Environmental Factor, August 2007, National Institute of Environmental Health Sciences
Cancer Researcher Discusses MRP1 and GSH-dependent Transport
By Robin Arnette
The 2007-2008 NIEHS Distinguished Lecture Series opened with a seminar by Susan Cole, Ph.D. (http://qcri.queensu.ca/runtime.php?NavigatorId=-111458&SiteId=-1430&ItemId=173&op=moreInfo) , on September 11 in Rodbell Auditorium. Cole, a Canada Research Chair and Queen's University Bracken Chair in Genetics and Molecular Medicine at Queen's University Cancer Research Institute, presented "The Complex Role of GSH in the Function of the MRP1 Drug and Organic Anion Transporter." The seminar was hosted by David Miller, Ph.D., head of the Intracelluar Regulation Group in the NIEHS Laboratory of Pharmacology and Chemistry.
Cole is interested in studying how drugs, toxins and metabolites get into and out of cells. The protein she cloned along with colleague Roger Deeley 15 years ago - multidrug resistance protein (MRP1) - plays a major role in conferring drug resistance in cancer patients as well as protecting normal tissues from cytotoxic drugs. MRP1 is a member of the ATP-binding cassette (ABC) transporter subfamily C and is the model for what researchers know about drug and xenobiotic efflux.
But when Cole first discovered MRP1, she had no idea how complex it was going to be. "There are 49 human ABC transporters now, but when I got started in the field there were just two known human transporters," she said. "I feel sorry for people who got into the field 10 years later because there were about 35 [transporters] then, and it made the field much more difficult because there was so much we didn't know."
One of the first things transport scientists wanted to know about MRP1 was what substrates it carried across cell membranes. Cole explained that a German research group found that MRP1 had high affinity for and could transport leukotriene C4 (LTC4 ), a pro-inflammatory glutathione (GSH)-conjugated arachidonic acid derivative. Another group knocked out MRP1 in mice and demonstrated that the mice had impaired inflammatory responses, which established that LTC4 was a physiological substrate for MRP1. "This identification made us and others start to wonder that it wasn't just this endogenous GSH-conjugated metabolite that could be a substrate for MRP1, but probably other GSH-conjugates as well," Cole said.

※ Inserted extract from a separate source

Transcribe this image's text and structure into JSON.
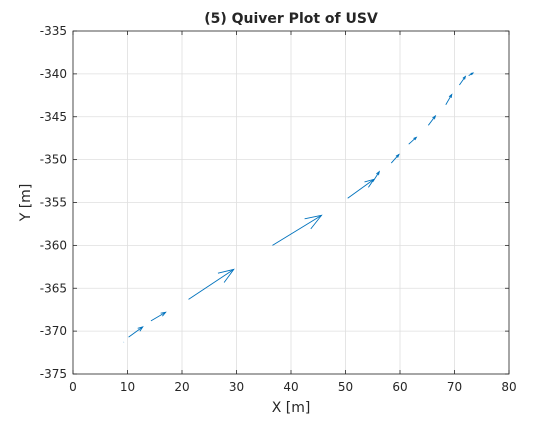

Other studies established that MRP1 could transport unmodified drugs, but only in the presence of GSH, so Cole and her group designed experiments that would determine the exact mechanism of action. Because estrone sulfate labeled with tritium was the most convenient GSH-dependent substrate to work with, they used it in their initial detailed mechanistic studies of MRP1-mediated GSH-dependent transport. Cole cautioned, however, that if they had used another GSH-dependent substrate, it probably wouldn't have produced the same results. The data they have generated to date is likely to be, to some degree, substrate-specific, although significant similarities are expected with other GSH-dependent MRP1 substrates.
Cole's group also performed extensive site-directed mutagenesis studies to determine which amino acids may be important for substrate binding and transport by MRP1. Their 350 point mutations of the 1531 amino acid-long MRP1 revealed phenotypes where mutant MRP1 proteins are not expressed, show global or substrate selective loss of substrate binding and/or transport activity, exhibit altered nucleotide binding and hydrolysis properties, or manifest a combination of these phenotypes.
Although Cole and her group have a better understanding of how GSH affects the transport properties of MRP1 than they did 15 years ago, there is more to learn. By continuing to look for experimental answers to their questions, they intend to fully understand the complex mechanisms that determine the ability of MRP1 to transport an extraordinarily diverse range of molecules across the plasma membrane.
Model of MRP1 GSH-stimulated Transport of Estrone Sulfate
Results from radioligand equilibrium binding assays and other biochemical studies led Cole's group to develop the following model for GSH-stimulated transport of estrone sulfate. GSH binds to MRP1 on the inside of the cell and causes a conformational change in the transporter that opens up a high affinity site for estrone sulfate. This action allows efficient binding.
Then, when ATP binds, additional conformational changes allow estrone sulfate to be transported over to a low affinity site on the outer side of the membrane so the substrate can be released; however, the inner GSH binding site remains in a high affinity state and consequently, GSH is not transported. It is only released from the membrane after ATP hydrolysis when the binding site returns to a low affinity state. "Although incomplete, this is our current explanation of how binding of both these substrates to MRP1 occurs and can affect each other's binding, but one is transported and the other isn't," Cole stated.